Nouveau pacte ferroviaire : article 1er A -

Par / 30 mai 2018

Mme Laurence Cohen. Madame la ministre, vous parlez de contre-vérités, mais vous assénez un certain nombre d’arguments sans avancer aucune preuve.
Les arguments que nous mettons en avant depuis le début de nos débats sont sérieux et dépassent largement le cas de la France.

Nous avons évoqué ce qui se passe en Allemagne, en Angleterre, en Italie, en Espagne, où l’on retrouve toujours le même scénario : au bout du bout, on privatise et on dégrade le service public, et la dette n’est qu’un prétexte.

Mme Élisabeth Borne, ministre. On n’a privatisé dans aucun de ces pays !

Mme Laurence Cohen. Vous dites que l’on n’a jamais autant investi. Pour avoir longtemps siégé au STIF, le syndicat des transports d’Île-de-France, je sais que le sous-investissement a été une réalité.

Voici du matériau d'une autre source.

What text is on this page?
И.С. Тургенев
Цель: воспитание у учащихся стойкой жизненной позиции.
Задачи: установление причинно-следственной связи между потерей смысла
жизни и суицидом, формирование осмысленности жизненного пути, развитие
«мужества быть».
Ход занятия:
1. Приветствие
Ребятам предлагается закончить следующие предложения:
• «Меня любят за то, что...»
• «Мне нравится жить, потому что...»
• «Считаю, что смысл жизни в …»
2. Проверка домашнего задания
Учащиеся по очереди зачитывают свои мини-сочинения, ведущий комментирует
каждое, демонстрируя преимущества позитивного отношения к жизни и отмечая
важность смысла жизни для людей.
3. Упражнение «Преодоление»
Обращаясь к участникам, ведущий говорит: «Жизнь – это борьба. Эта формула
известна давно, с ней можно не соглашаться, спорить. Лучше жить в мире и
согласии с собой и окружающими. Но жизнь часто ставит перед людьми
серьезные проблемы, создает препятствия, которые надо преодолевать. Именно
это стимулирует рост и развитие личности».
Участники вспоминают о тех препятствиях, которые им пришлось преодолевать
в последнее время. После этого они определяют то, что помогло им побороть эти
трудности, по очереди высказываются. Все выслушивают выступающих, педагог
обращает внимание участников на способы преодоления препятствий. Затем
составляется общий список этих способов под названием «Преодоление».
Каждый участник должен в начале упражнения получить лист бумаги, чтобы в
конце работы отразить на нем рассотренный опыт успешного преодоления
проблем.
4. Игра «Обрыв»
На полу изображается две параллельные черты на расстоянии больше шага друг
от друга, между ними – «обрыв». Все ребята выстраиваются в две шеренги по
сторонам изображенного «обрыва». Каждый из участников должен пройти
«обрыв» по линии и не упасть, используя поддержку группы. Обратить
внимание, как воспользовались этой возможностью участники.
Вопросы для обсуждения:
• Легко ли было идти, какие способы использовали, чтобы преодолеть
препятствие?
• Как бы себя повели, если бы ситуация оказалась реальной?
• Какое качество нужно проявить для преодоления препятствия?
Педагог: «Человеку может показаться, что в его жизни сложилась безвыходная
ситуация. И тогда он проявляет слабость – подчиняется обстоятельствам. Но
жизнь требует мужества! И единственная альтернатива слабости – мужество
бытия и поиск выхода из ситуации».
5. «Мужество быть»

Aujourd’hui, l’État se doit d’investir, non seulement dans le matériel roulant, mais aussi dans l’entretien des voies. Et les passagers connaissent une situation terriblement dégradée du fait du désengagement de l’État.
Madame la ministre, vous ne faites pas une bonne action : vous faites votre devoir ! Il vous appartient de revaloriser un service public, pour le bien commun. Cet effort doit porter non seulement sur les grandes lignes, mais aussi sur les lignes que l’on qualifie de « petites » – à titre personnel, je n’aime pas cette terminologie, et je crois savoir que vous non plus ; au moins, nous sommes d’accord sur un point. Il s’agit de desservir nos territoires.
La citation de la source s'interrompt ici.